Abstract

While strategy and organizational researchers increasingly recognize that observers' perceptions and beliefs about firms have a substantive effect on firms' access to resources and performance, the processes through which these perceptions form are not well understood. To address this question, we examined how three new firms - Amazon.com, barnesandnoble.com and CDNow - that entered the emerging e-commerce domain in the mid-1990s built their initial reputations in the media. Given the limited theory and empirical evidence about the process of reputation accumulation by new firms in emerging markets, we used the case study method to develop inductively a model that relates the visible external actions of the three firms to the patterns of media coverage they accumulated.

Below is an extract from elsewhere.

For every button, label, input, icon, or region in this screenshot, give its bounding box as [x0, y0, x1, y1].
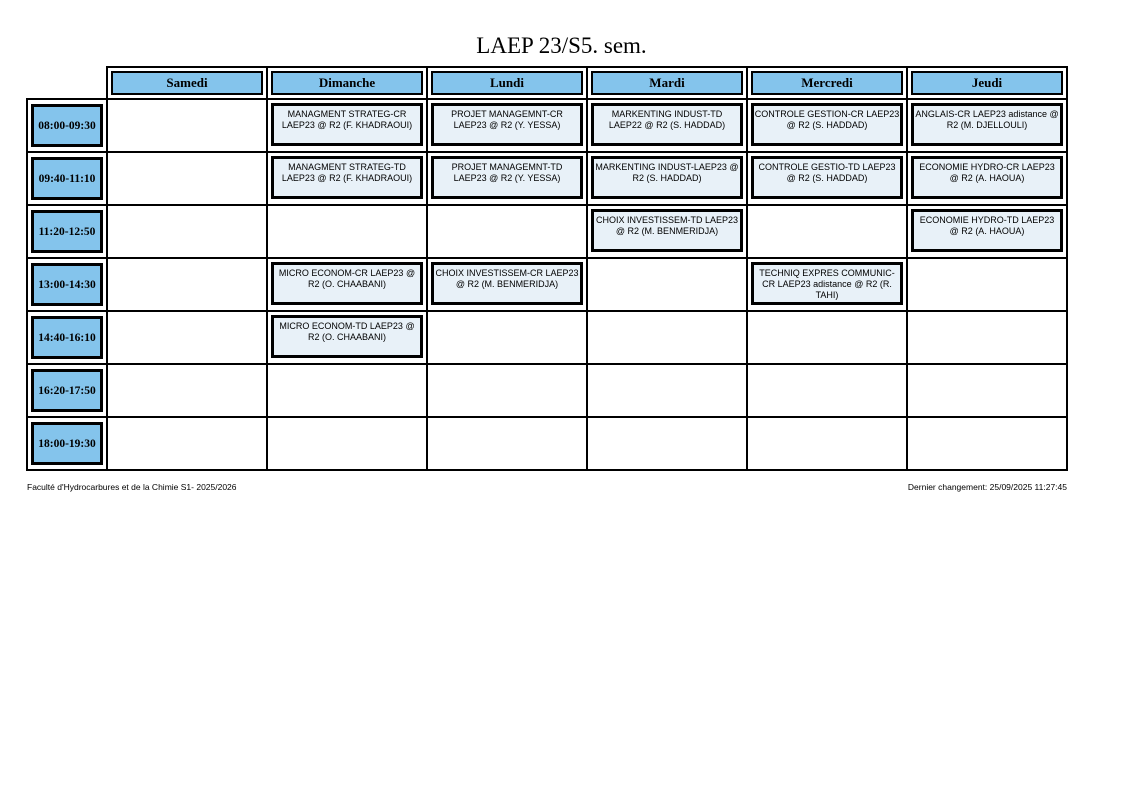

Patterns of media coverage are likely to both reflect and affect the process of reputation accumulation, as the media constitute an influential audience of critics, who first form their own perceptions and opinions, thereby reflecting the process of reputation accumulation, and then disseminate these perceptions and opinions to the public, thereby influencing the perceptions and opinions of other stakeholder audiences. Our analysis indicates that the pattern of market actions of new firms influences the pattern of media coverage they receive in terms of levels (visibility), content (strategic character), tenor (favorability) and distinction (esteem).The observed inter-firm differences in these characteristics of received coverage suggest that reputation may be better understood as a composite construct and that firms' reputational assets may vary in their composition. Our study offers an inductively developed process model that relates the market actions of new firms to the accumulation of the different components of their initial reputations in the media.